11.  On April 15, 2014, the Commission released the Further Notice of Proposed Rulemaking (FNPRM) (adopted March 31, 2014), which, building upon the record collected in the 2010 Quadrennial Review proceeding, initiated the 2014 Quadrennial Review proceeding.[27] The FNPRM incorporated the existing 2010 record into the 2014 proceeding; proposed rules that were formulated based on evaluation of that existing record; and sought new and additional information and data on market conditions and competitive indicators. As part of the same item, the Commission released the Report and Order, which adopted attribution rules for certain television JSAs.[28]

12.  In May 2014, multiple parties (Petitioners) sought appellate review of the FNPRM and Report and Order in both the D.C. Circuit and the Third Circuit.[29] Petitioners challenged the JSA Attribution Rule and the agency’s decision to defer resolution of certain issues concerning its media ownership rules until it updates the record in this proceeding. In addition, Prometheus Radio Project asserted that the Commission failed to comply with the Third Circuit’s order to justify or modify the Commission’s method of boosting minority ownership or to propose new measures to do so. The D.C. Circuit was originally selected to hear the cases, but transferred the consolidated proceeding to the Third Circuit. Oral arguments in the Third Circuit were held on April 19, 2016.

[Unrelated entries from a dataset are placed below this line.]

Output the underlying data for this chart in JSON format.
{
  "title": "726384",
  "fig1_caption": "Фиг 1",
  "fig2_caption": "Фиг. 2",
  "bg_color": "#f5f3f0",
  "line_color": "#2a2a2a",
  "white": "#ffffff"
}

13.  On June 27, 2014, the Media Bureau released a further report on the ownership of commercial broadcast stations (2014 323 Report).[30] Consistent with the 2012 323 Report and other data and extensive comment in the record, the 2014 323 Report confirmed low—and generally stable—levels of broadcast station ownership by women and minorities. Also on June 27, 2014, the Media Bureau released an Order in this proceeding extending the comment and reply deadlines on the FNPRM, which also provided interested parties with an opportunity to provide comment on “any facts, information, or positions that are implicated by the content of the 2014 323 Report.”[31]

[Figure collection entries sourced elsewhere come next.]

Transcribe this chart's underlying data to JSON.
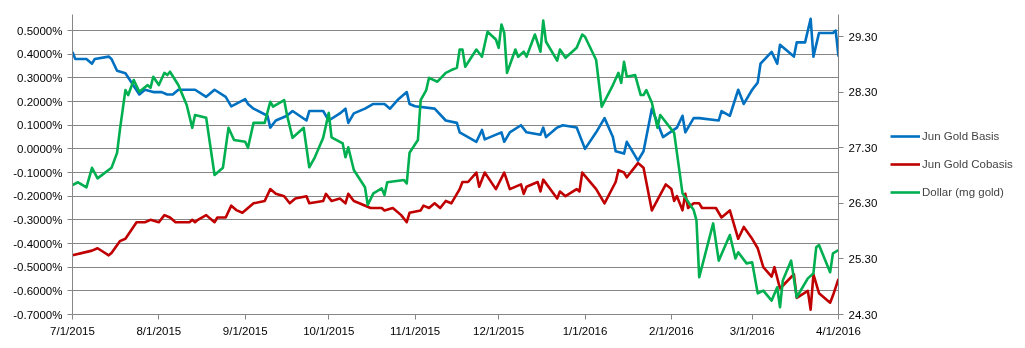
{
  "chart_data": {
    "type": "line",
    "xlim": [
      "2015-07-01",
      "2016-04-01"
    ],
    "xticks": [
      {
        "value": "2015-07-01",
        "label": "7/1/2015"
      },
      {
        "value": "2015-08-01",
        "label": "8/1/2015"
      },
      {
        "value": "2015-09-01",
        "label": "9/1/2015"
      },
      {
        "value": "2015-10-01",
        "label": "10/1/2015"
      },
      {
        "value": "2015-11-01",
        "label": "11/1/2015"
      },
      {
        "value": "2015-12-01",
        "label": "12/1/2015"
      },
      {
        "value": "2016-01-01",
        "label": "1/1/2016"
      },
      {
        "value": "2016-02-01",
        "label": "2/1/2016"
      },
      {
        "value": "2016-03-01",
        "label": "3/1/2016"
      },
      {
        "value": "2016-04-01",
        "label": "4/1/2016"
      }
    ],
    "ylim": [
      -0.7,
      0.568
    ],
    "yticks": [
      {
        "value": 0.5,
        "label": "0.5000%"
      },
      {
        "value": 0.4,
        "label": "0.4000%"
      },
      {
        "value": 0.3,
        "label": "0.3000%"
      },
      {
        "value": 0.2,
        "label": "0.2000%"
      },
      {
        "value": 0.1,
        "label": "0.1000%"
      },
      {
        "value": 0.0,
        "label": "0.0000%"
      },
      {
        "value": -0.1,
        "label": "-0.1000%"
      },
      {
        "value": -0.2,
        "label": "-0.2000%"
      },
      {
        "value": -0.3,
        "label": "-0.3000%"
      },
      {
        "value": -0.4,
        "label": "-0.4000%"
      },
      {
        "value": -0.5,
        "label": "-0.5000%"
      },
      {
        "value": -0.6,
        "label": "-0.6000%"
      },
      {
        "value": -0.7,
        "label": "-0.7000%"
      }
    ],
    "y2lim": [
      24.3,
      29.7
    ],
    "y2ticks": [
      {
        "value": 24.3,
        "label": "24.30"
      },
      {
        "value": 25.3,
        "label": "25.30"
      },
      {
        "value": 26.3,
        "label": "26.30"
      },
      {
        "value": 27.3,
        "label": "27.30"
      },
      {
        "value": 28.3,
        "label": "28.30"
      },
      {
        "value": 29.3,
        "label": "29.30"
      }
    ],
    "grid": "y",
    "legend": "right",
    "marker": "none",
    "line_style": "solid",
    "series": [
      {
        "name": "Jun Gold Basis",
        "color": "#0070c0",
        "x": [
          "2015-07-01",
          "2015-07-02",
          "2015-07-06",
          "2015-07-08",
          "2015-07-09",
          "2015-07-14",
          "2015-07-15",
          "2015-07-17",
          "2015-07-20",
          "2015-07-25",
          "2015-07-27",
          "2015-07-30",
          "2015-08-02",
          "2015-08-04",
          "2015-08-06",
          "2015-08-08",
          "2015-08-12",
          "2015-08-14",
          "2015-08-18",
          "2015-08-21",
          "2015-08-25",
          "2015-08-27",
          "2015-09-01",
          "2015-09-02",
          "2015-09-04",
          "2015-09-09",
          "2015-09-10",
          "2015-09-12",
          "2015-09-16",
          "2015-09-18",
          "2015-09-23",
          "2015-09-24",
          "2015-09-29",
          "2015-10-01",
          "2015-10-05",
          "2015-10-07",
          "2015-10-08",
          "2015-10-10",
          "2015-10-14",
          "2015-10-17",
          "2015-10-21",
          "2015-10-23",
          "2015-10-26",
          "2015-10-29",
          "2015-10-30",
          "2015-11-01",
          "2015-11-08",
          "2015-11-12",
          "2015-11-16",
          "2015-11-17",
          "2015-11-23",
          "2015-11-25",
          "2015-11-26",
          "2015-12-02",
          "2015-12-03",
          "2015-12-05",
          "2015-12-09",
          "2015-12-11",
          "2015-12-16",
          "2015-12-17",
          "2015-12-18",
          "2015-12-22",
          "2015-12-24",
          "2015-12-29",
          "2016-01-01",
          "2016-01-05",
          "2016-01-08",
          "2016-01-11",
          "2016-01-12",
          "2016-01-15",
          "2016-01-16",
          "2016-01-20",
          "2016-01-22",
          "2016-01-25",
          "2016-01-29",
          "2016-02-03",
          "2016-02-05",
          "2016-02-06",
          "2016-02-09",
          "2016-02-11",
          "2016-02-18",
          "2016-02-19",
          "2016-02-22",
          "2016-02-25",
          "2016-02-27",
          "2016-03-01",
          "2016-03-03",
          "2016-03-04",
          "2016-03-08",
          "2016-03-10",
          "2016-03-11",
          "2016-03-16",
          "2016-03-17",
          "2016-03-20",
          "2016-03-22",
          "2016-03-23",
          "2016-03-25",
          "2016-03-30",
          "2016-03-31",
          "2016-04-01"
        ],
        "values": [
          0.41,
          0.38,
          0.38,
          0.36,
          0.38,
          0.39,
          0.38,
          0.33,
          0.32,
          0.23,
          0.25,
          0.24,
          0.24,
          0.23,
          0.23,
          0.25,
          0.25,
          0.25,
          0.22,
          0.25,
          0.22,
          0.18,
          0.21,
          0.19,
          0.17,
          0.14,
          0.09,
          0.12,
          0.14,
          0.16,
          0.12,
          0.16,
          0.16,
          0.12,
          0.15,
          0.17,
          0.11,
          0.15,
          0.17,
          0.19,
          0.19,
          0.17,
          0.21,
          0.24,
          0.19,
          0.18,
          0.17,
          0.12,
          0.11,
          0.07,
          0.03,
          0.08,
          0.04,
          0.07,
          0.03,
          0.07,
          0.1,
          0.07,
          0.06,
          0.09,
          0.05,
          0.09,
          0.1,
          0.09,
          0.0,
          0.07,
          0.13,
          0.05,
          -0.01,
          -0.02,
          0.03,
          -0.05,
          -0.01,
          0.17,
          0.05,
          0.09,
          0.14,
          0.07,
          0.13,
          0.13,
          0.12,
          0.16,
          0.14,
          0.25,
          0.19,
          0.25,
          0.28,
          0.36,
          0.41,
          0.36,
          0.44,
          0.39,
          0.45,
          0.45,
          0.55,
          0.39,
          0.49,
          0.49,
          0.5,
          0.39
        ]
      },
      {
        "name": "Jun Gold Cobasis",
        "color": "#c00000",
        "x": [
          "2015-07-01",
          "2015-07-08",
          "2015-07-10",
          "2015-07-14",
          "2015-07-15",
          "2015-07-18",
          "2015-07-20",
          "2015-07-24",
          "2015-07-27",
          "2015-07-29",
          "2015-08-01",
          "2015-08-03",
          "2015-08-05",
          "2015-08-07",
          "2015-08-12",
          "2015-08-13",
          "2015-08-14",
          "2015-08-15",
          "2015-08-18",
          "2015-08-21",
          "2015-08-22",
          "2015-08-25",
          "2015-08-27",
          "2015-08-29",
          "2015-08-31",
          "2015-09-02",
          "2015-09-04",
          "2015-09-08",
          "2015-09-10",
          "2015-09-12",
          "2015-09-15",
          "2015-09-17",
          "2015-09-19",
          "2015-09-23",
          "2015-09-24",
          "2015-09-29",
          "2015-09-30",
          "2015-10-02",
          "2015-10-05",
          "2015-10-07",
          "2015-10-08",
          "2015-10-10",
          "2015-10-12",
          "2015-10-16",
          "2015-10-20",
          "2015-10-21",
          "2015-10-24",
          "2015-10-27",
          "2015-10-29",
          "2015-10-30",
          "2015-11-03",
          "2015-11-04",
          "2015-11-06",
          "2015-11-08",
          "2015-11-10",
          "2015-11-12",
          "2015-11-14",
          "2015-11-17",
          "2015-11-18",
          "2015-11-20",
          "2015-11-23",
          "2015-11-24",
          "2015-11-26",
          "2015-11-30",
          "2015-12-03",
          "2015-12-05",
          "2015-12-09",
          "2015-12-10",
          "2015-12-11",
          "2015-12-15",
          "2015-12-16",
          "2015-12-17",
          "2015-12-22",
          "2015-12-23",
          "2015-12-25",
          "2015-12-29",
          "2015-12-30",
          "2015-12-31",
          "2016-01-05",
          "2016-01-08",
          "2016-01-12",
          "2016-01-13",
          "2016-01-15",
          "2016-01-16",
          "2016-01-20",
          "2016-01-22",
          "2016-01-25",
          "2016-01-30",
          "2016-02-01",
          "2016-02-02",
          "2016-02-03",
          "2016-02-05",
          "2016-02-06",
          "2016-02-07",
          "2016-02-09",
          "2016-02-11",
          "2016-02-12",
          "2016-02-17",
          "2016-02-19",
          "2016-02-22",
          "2016-02-25",
          "2016-02-27",
          "2016-03-01",
          "2016-03-03",
          "2016-03-05",
          "2016-03-08",
          "2016-03-09",
          "2016-03-11",
          "2016-03-16",
          "2016-03-17",
          "2016-03-21",
          "2016-03-22",
          "2016-03-23",
          "2016-03-25",
          "2016-03-29",
          "2016-03-30",
          "2016-04-01"
        ],
        "values": [
          -0.45,
          -0.43,
          -0.42,
          -0.45,
          -0.44,
          -0.39,
          -0.38,
          -0.31,
          -0.31,
          -0.3,
          -0.31,
          -0.28,
          -0.29,
          -0.31,
          -0.31,
          -0.3,
          -0.31,
          -0.3,
          -0.28,
          -0.31,
          -0.29,
          -0.29,
          -0.24,
          -0.26,
          -0.27,
          -0.25,
          -0.23,
          -0.22,
          -0.17,
          -0.19,
          -0.2,
          -0.23,
          -0.21,
          -0.2,
          -0.23,
          -0.22,
          -0.19,
          -0.22,
          -0.21,
          -0.23,
          -0.19,
          -0.22,
          -0.23,
          -0.25,
          -0.25,
          -0.26,
          -0.25,
          -0.28,
          -0.31,
          -0.27,
          -0.26,
          -0.24,
          -0.25,
          -0.23,
          -0.25,
          -0.22,
          -0.23,
          -0.17,
          -0.14,
          -0.14,
          -0.1,
          -0.16,
          -0.1,
          -0.17,
          -0.1,
          -0.17,
          -0.15,
          -0.19,
          -0.16,
          -0.14,
          -0.18,
          -0.13,
          -0.21,
          -0.18,
          -0.2,
          -0.17,
          -0.18,
          -0.1,
          -0.17,
          -0.23,
          -0.14,
          -0.09,
          -0.1,
          -0.12,
          -0.06,
          -0.08,
          -0.26,
          -0.15,
          -0.17,
          -0.22,
          -0.2,
          -0.26,
          -0.19,
          -0.25,
          -0.23,
          -0.23,
          -0.25,
          -0.25,
          -0.29,
          -0.26,
          -0.38,
          -0.33,
          -0.38,
          -0.42,
          -0.5,
          -0.54,
          -0.5,
          -0.59,
          -0.53,
          -0.63,
          -0.6,
          -0.68,
          -0.53,
          -0.61,
          -0.65,
          -0.62,
          -0.55
        ]
      },
      {
        "name": "Dollar (mg gold)",
        "color": "#00b050",
        "axis": "y2",
        "x": [
          "2015-07-01",
          "2015-07-03",
          "2015-07-06",
          "2015-07-08",
          "2015-07-10",
          "2015-07-15",
          "2015-07-17",
          "2015-07-18",
          "2015-07-20",
          "2015-07-21",
          "2015-07-23",
          "2015-07-25",
          "2015-07-28",
          "2015-07-29",
          "2015-07-30",
          "2015-08-01",
          "2015-08-03",
          "2015-08-04",
          "2015-08-05",
          "2015-08-08",
          "2015-08-11",
          "2015-08-13",
          "2015-08-14",
          "2015-08-18",
          "2015-08-21",
          "2015-08-24",
          "2015-08-26",
          "2015-08-28",
          "2015-09-01",
          "2015-09-02",
          "2015-09-04",
          "2015-09-08",
          "2015-09-10",
          "2015-09-11",
          "2015-09-15",
          "2015-09-16",
          "2015-09-18",
          "2015-09-20",
          "2015-09-22",
          "2015-09-24",
          "2015-09-26",
          "2015-09-29",
          "2015-10-01",
          "2015-10-02",
          "2015-10-06",
          "2015-10-07",
          "2015-10-08",
          "2015-10-10",
          "2015-10-14",
          "2015-10-15",
          "2015-10-17",
          "2015-10-20",
          "2015-10-21",
          "2015-10-22",
          "2015-10-28",
          "2015-10-29",
          "2015-10-30",
          "2015-11-02",
          "2015-11-03",
          "2015-11-05",
          "2015-11-06",
          "2015-11-09",
          "2015-11-12",
          "2015-11-14",
          "2015-11-16",
          "2015-11-17",
          "2015-11-18",
          "2015-11-19",
          "2015-11-23",
          "2015-11-25",
          "2015-11-27",
          "2015-11-30",
          "2015-12-01",
          "2015-12-02",
          "2015-12-03",
          "2015-12-04",
          "2015-12-07",
          "2015-12-08",
          "2015-12-10",
          "2015-12-11",
          "2015-12-14",
          "2015-12-16",
          "2015-12-17",
          "2015-12-18",
          "2015-12-22",
          "2015-12-23",
          "2015-12-25",
          "2015-12-29",
          "2015-12-31",
          "2016-01-01",
          "2016-01-05",
          "2016-01-07",
          "2016-01-11",
          "2016-01-13",
          "2016-01-14",
          "2016-01-15",
          "2016-01-16",
          "2016-01-19",
          "2016-01-21",
          "2016-01-22",
          "2016-01-23",
          "2016-01-25",
          "2016-01-27",
          "2016-01-28",
          "2016-02-02",
          "2016-02-05",
          "2016-02-09",
          "2016-02-10",
          "2016-02-11",
          "2016-02-16",
          "2016-02-18",
          "2016-02-22",
          "2016-02-24",
          "2016-02-25",
          "2016-02-28",
          "2016-03-01",
          "2016-03-03",
          "2016-03-05",
          "2016-03-08",
          "2016-03-10",
          "2016-03-11",
          "2016-03-12",
          "2016-03-15",
          "2016-03-17",
          "2016-03-21",
          "2016-03-23",
          "2016-03-24",
          "2016-03-25",
          "2016-03-29",
          "2016-03-30",
          "2016-04-01"
        ],
        "values": [
          26.63,
          26.68,
          26.59,
          26.94,
          26.75,
          26.94,
          27.21,
          27.62,
          28.34,
          28.25,
          28.52,
          28.31,
          28.43,
          28.38,
          28.58,
          28.43,
          28.65,
          28.61,
          28.67,
          28.43,
          28.07,
          27.66,
          27.89,
          27.84,
          26.81,
          26.94,
          27.66,
          27.44,
          27.41,
          27.3,
          27.75,
          27.75,
          28.13,
          28.04,
          28.16,
          27.89,
          27.48,
          27.57,
          27.66,
          26.95,
          27.13,
          27.48,
          27.93,
          27.49,
          27.38,
          27.13,
          27.31,
          26.9,
          26.59,
          26.27,
          26.48,
          26.57,
          26.45,
          26.68,
          26.72,
          26.66,
          27.21,
          27.44,
          28.16,
          28.34,
          28.56,
          28.49,
          28.65,
          28.7,
          28.74,
          29.07,
          29.07,
          28.76,
          29.07,
          28.94,
          29.39,
          29.25,
          29.1,
          29.52,
          29.37,
          28.65,
          29.07,
          28.94,
          29.03,
          28.94,
          29.34,
          29.03,
          29.59,
          29.21,
          28.87,
          29.07,
          28.92,
          29.1,
          29.34,
          29.3,
          28.88,
          28.04,
          28.43,
          28.65,
          28.47,
          28.85,
          28.58,
          28.61,
          28.25,
          28.25,
          28.34,
          28.11,
          27.66,
          27.89,
          27.57,
          26.48,
          26.18,
          26.0,
          24.97,
          25.94,
          25.27,
          25.73,
          25.31,
          25.42,
          25.22,
          25.24,
          24.68,
          24.73,
          24.55,
          24.79,
          24.43,
          24.91,
          25.27,
          24.61,
          24.95,
          25.04,
          25.51,
          25.55,
          25.06,
          25.4,
          25.46
        ]
      }
    ]
  }
}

14.  On May 12, 2016, the Media Bureau and the Office of Strategic Planning and Policy Analysis released and sought public comment on the Hispanic Television Study (as well as the associated peer review report), a Commission study designed to examine the nexus between ownership, programming, and viewing, in order to expand the discussion and understanding of these interrelationships, particularly among Hispanic television station owners and Hispanic audiences.[32] Initially, comments were due on May 26, 2016, and replies on June 3, 2016; however, the Commission subsequently extended the deadlines to June 2, 2016, and June 9, 2016, respectively.[33]

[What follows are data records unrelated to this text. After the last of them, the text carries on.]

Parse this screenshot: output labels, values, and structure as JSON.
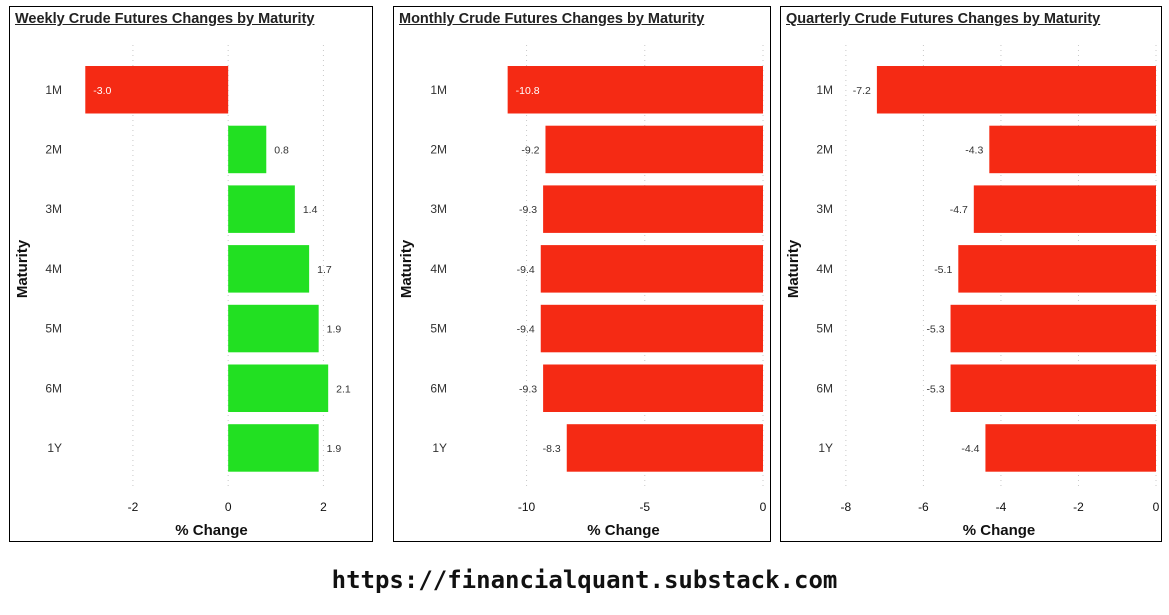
{
  "footer": {
    "url": "https://financialquant.substack.com"
  },
  "colors": {
    "positive": "#22e022",
    "negative": "#f52a14",
    "grid": "#c8c8c8",
    "text": "#333333"
  },
  "chart_data": [
    {
      "id": "weekly",
      "type": "bar",
      "orientation": "horizontal",
      "title": "Weekly Crude Futures Changes by Maturity",
      "xlabel": "% Change",
      "ylabel": "Maturity",
      "categories": [
        "1M",
        "2M",
        "3M",
        "4M",
        "5M",
        "6M",
        "1Y"
      ],
      "values": [
        -3.0,
        0.8,
        1.4,
        1.7,
        1.9,
        2.1,
        1.9
      ],
      "value_labels": [
        "-3.0",
        "0.8",
        "1.4",
        "1.7",
        "1.9",
        "2.1",
        "1.9"
      ],
      "xlim": [
        -3.3,
        2.6
      ],
      "xticks": [
        -2,
        0,
        2
      ],
      "xtick_labels": [
        "-2",
        "0",
        "2"
      ],
      "grid": "vertical-dotted"
    },
    {
      "id": "monthly",
      "type": "bar",
      "orientation": "horizontal",
      "title": "Monthly Crude Futures Changes by Maturity",
      "xlabel": "% Change",
      "ylabel": "Maturity",
      "categories": [
        "1M",
        "2M",
        "3M",
        "4M",
        "5M",
        "6M",
        "1Y"
      ],
      "values": [
        -10.8,
        -9.2,
        -9.3,
        -9.4,
        -9.4,
        -9.3,
        -8.3
      ],
      "value_labels": [
        "-10.8",
        "-9.2",
        "-9.3",
        "-9.4",
        "-9.4",
        "-9.3",
        "-8.3"
      ],
      "xlim": [
        -11.8,
        0
      ],
      "xticks": [
        -10,
        -5,
        0
      ],
      "xtick_labels": [
        "-10",
        "-5",
        "0"
      ],
      "grid": "vertical-dotted"
    },
    {
      "id": "quarterly",
      "type": "bar",
      "orientation": "horizontal",
      "title": "Quarterly Crude Futures Changes by Maturity",
      "xlabel": "% Change",
      "ylabel": "Maturity",
      "categories": [
        "1M",
        "2M",
        "3M",
        "4M",
        "5M",
        "6M",
        "1Y"
      ],
      "values": [
        -7.2,
        -4.3,
        -4.7,
        -5.1,
        -5.3,
        -5.3,
        -4.4
      ],
      "value_labels": [
        "-7.2",
        "-4.3",
        "-4.7",
        "-5.1",
        "-5.3",
        "-5.3",
        "-4.4"
      ],
      "xlim": [
        -8.1,
        0
      ],
      "xticks": [
        -8,
        -6,
        -4,
        -2,
        0
      ],
      "xtick_labels": [
        "-8",
        "-6",
        "-4",
        "-2",
        "0"
      ],
      "grid": "vertical-dotted"
    }
  ]
}
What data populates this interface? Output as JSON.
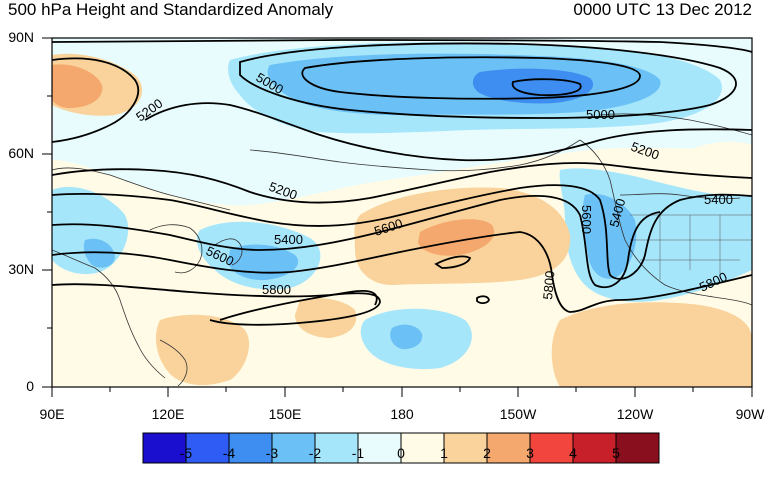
{
  "header": {
    "title": "500 hPa Height and Standardized Anomaly",
    "timestamp": "0000 UTC 13 Dec 2012"
  },
  "map": {
    "lat_labels": [
      "90N",
      "60N",
      "30N",
      "0"
    ],
    "lon_labels": [
      "90E",
      "120E",
      "150E",
      "180",
      "150W",
      "120W",
      "90W"
    ],
    "contour_labels": [
      "5000",
      "5000",
      "5200",
      "5200",
      "5200",
      "5400",
      "5400",
      "5400",
      "5600",
      "5600",
      "5600",
      "5800",
      "5800",
      "5800"
    ]
  },
  "colorbar": {
    "labels": [
      "-5",
      "-4",
      "-3",
      "-2",
      "-1",
      "0",
      "1",
      "2",
      "3",
      "4",
      "5"
    ],
    "colors": [
      "#1a0fcf",
      "#2e5cf5",
      "#3d8ef0",
      "#6bc0f5",
      "#a6e6fb",
      "#e8fcfd",
      "#fffbe6",
      "#f9d39b",
      "#f4a86e",
      "#f2453e",
      "#c8202a",
      "#8a0f1e"
    ]
  },
  "colors": {
    "ocean_base": "#fffbe6",
    "contour": "#000000"
  }
}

  1. On May 25, 2016, the Third Circuit issued a decision (Prometheus III) addressing the various challenges to the FNPRM and Report and Order. The court remanded the eligible entity issues to the Commission and ordered the Commission and certain public interest petitioners to engage in mediation to set a timetable for reaching final agency action on the eligible entity definition. The court also vacated the Television JSA Attribution Rule—adopted in the Report and Order—finding that the Rule was adopted prematurely because the Commission had not yet determined whether the Local Television Ownership Rule remains necessary pursuant to Section 202(h). The court stated that the Rule could be readopted if the Commission were to conclude, following completion of its Section 202(h) review, that the existing Local Television Ownership Rule should be retained or replaced with a new rule.[34]

16.  Policy Goals. We continue to find that the longstanding policy goals of competition, localism, and diversity represent the appropriate framework within which to evaluate our media ownership rules. Accordingly, we reject suggestions in the record that the Commission should adopt any additional or different policy goals.[35] While those proposals generally represent worthwhile pursuits, we do not believe that they can be meaningfully promoted through the structural ownership rules and/or are outside the Commission’s statutory authority.